A factory worker is making steel. (Xinhua file photo)
China's producer prices continued to drop in January but the contraction eased notably, signaling less deflationary pressure, official data showed on Thursday.
The producer price index (PPI), which measures wholesale inflation, dropped 5.3 percent year on year in January, according to the National Bureau of Statistics (NBS).
It marked the 47th straight month of decline. But the contraction eased in comparison with that of previous months. From August to December, the monthly reading stayed unchanged at 5.9 percent.
On a month-on-month basis, January's PPI inflation fell 0.5 percent, 0.1 percentage points less than December's reading.
NBS statistician Yu Qiumei attributed improving producer prices mainly to the low comparison base last January.
In January, price drops in ferrous metal smelting, oil refining and processing, chemical raw materials and chemical products contributed more than half of the general producer price decline, Yu said.

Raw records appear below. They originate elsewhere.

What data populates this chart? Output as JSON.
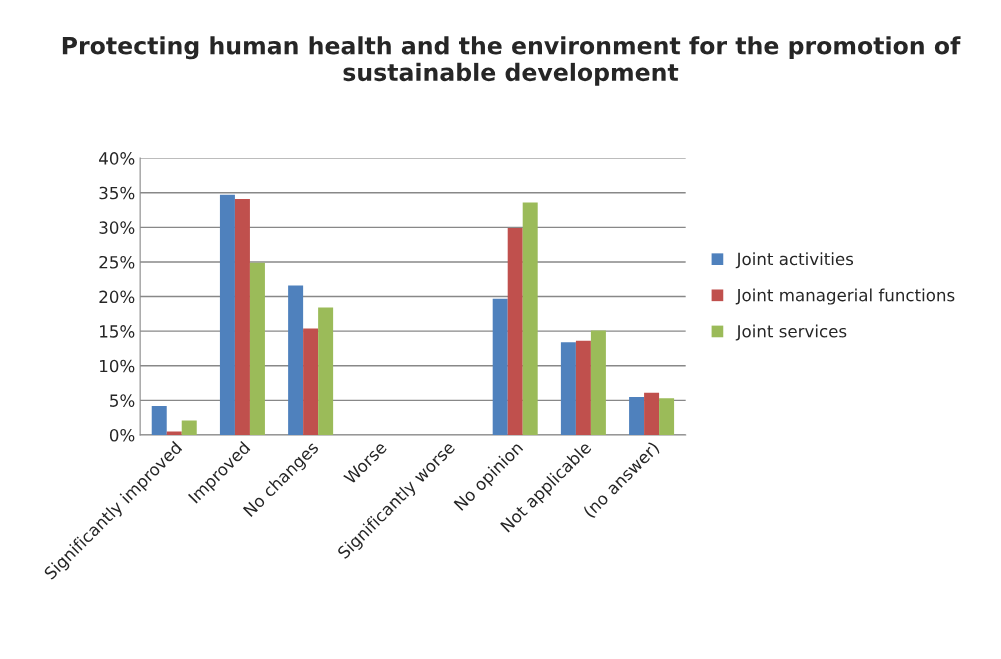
{
  "chart_data": {
    "type": "bar",
    "title": "Protecting human health and the environment for the promotion of sustainable development",
    "categories": [
      "Significantly improved",
      "Improved",
      "No changes",
      "Worse",
      "Significantly worse",
      "No opinion",
      "Not applicable",
      "(no answer)"
    ],
    "series": [
      {
        "name": "Joint activities",
        "color": "#4f81bd",
        "values": [
          4.2,
          34.7,
          21.6,
          0,
          0,
          19.7,
          13.4,
          5.5
        ]
      },
      {
        "name": "Joint managerial functions",
        "color": "#c0504d",
        "values": [
          0.5,
          34.1,
          15.4,
          0,
          0,
          29.9,
          13.6,
          6.1
        ]
      },
      {
        "name": "Joint services",
        "color": "#9bbb59",
        "values": [
          2.1,
          24.9,
          18.4,
          0,
          0,
          33.6,
          15.1,
          5.3
        ]
      }
    ],
    "ylim": [
      0,
      40
    ],
    "yticks": [
      {
        "value": 0,
        "label": "0%"
      },
      {
        "value": 5,
        "label": "5%"
      },
      {
        "value": 10,
        "label": "10%"
      },
      {
        "value": 15,
        "label": "15%"
      },
      {
        "value": 20,
        "label": "20%"
      },
      {
        "value": 25,
        "label": "25%"
      },
      {
        "value": 30,
        "label": "30%"
      },
      {
        "value": 35,
        "label": "35%"
      },
      {
        "value": 40,
        "label": "40%"
      }
    ],
    "grid": "y",
    "legend": "right"
  }
}
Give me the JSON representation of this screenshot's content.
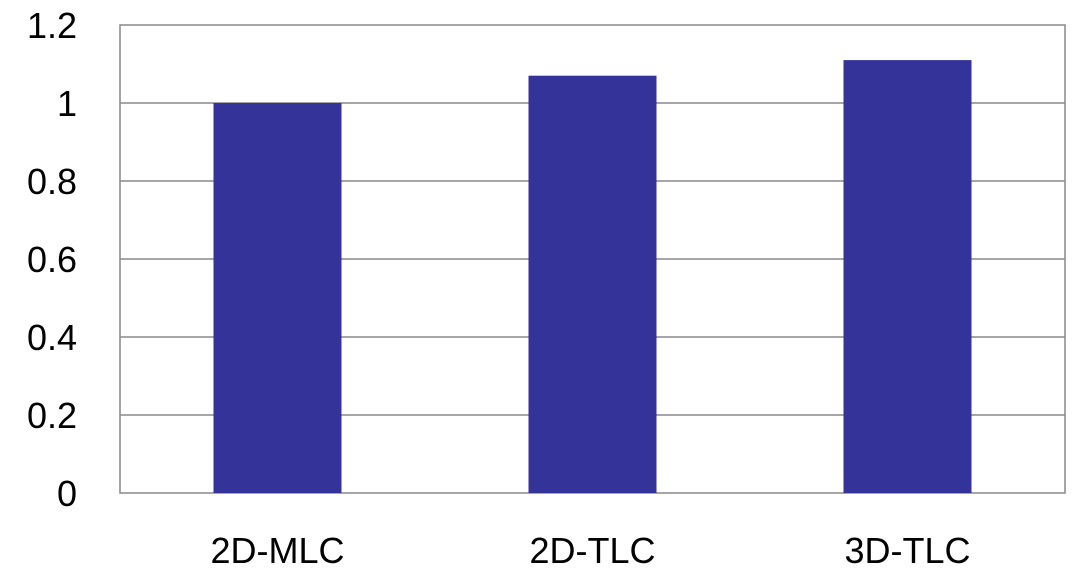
{
  "chart_data": {
    "type": "bar",
    "title": "",
    "xlabel": "",
    "ylabel": "",
    "categories": [
      "2D-MLC",
      "2D-TLC",
      "3D-TLC"
    ],
    "values": [
      1.0,
      1.07,
      1.11
    ],
    "ylim": [
      0,
      1.2
    ],
    "yticks": [
      "0",
      "0.2",
      "0.4",
      "0.6",
      "0.8",
      "1",
      "1.2"
    ],
    "grid": true,
    "legend": "none",
    "bar_color": "#333399",
    "grid_color": "#888888"
  }
}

Tom Orlik, chief Asia economist at Bloomberg, said commodity prices remain extremely low, but on a year-on-year basis they had not dropped quite as much in January as they had at the end of 2015. That explains the bulk of the slight firming in factory gate prices, he said.
"More resilient manufacturing prices, which fell 4.9 percent in January compared with the decrease of 5.4 percent in December, are a tentatively positive sign," Orlik said.
The PPI data came along with the release of the consumer price inflation index, which rose 1.8 percent in January.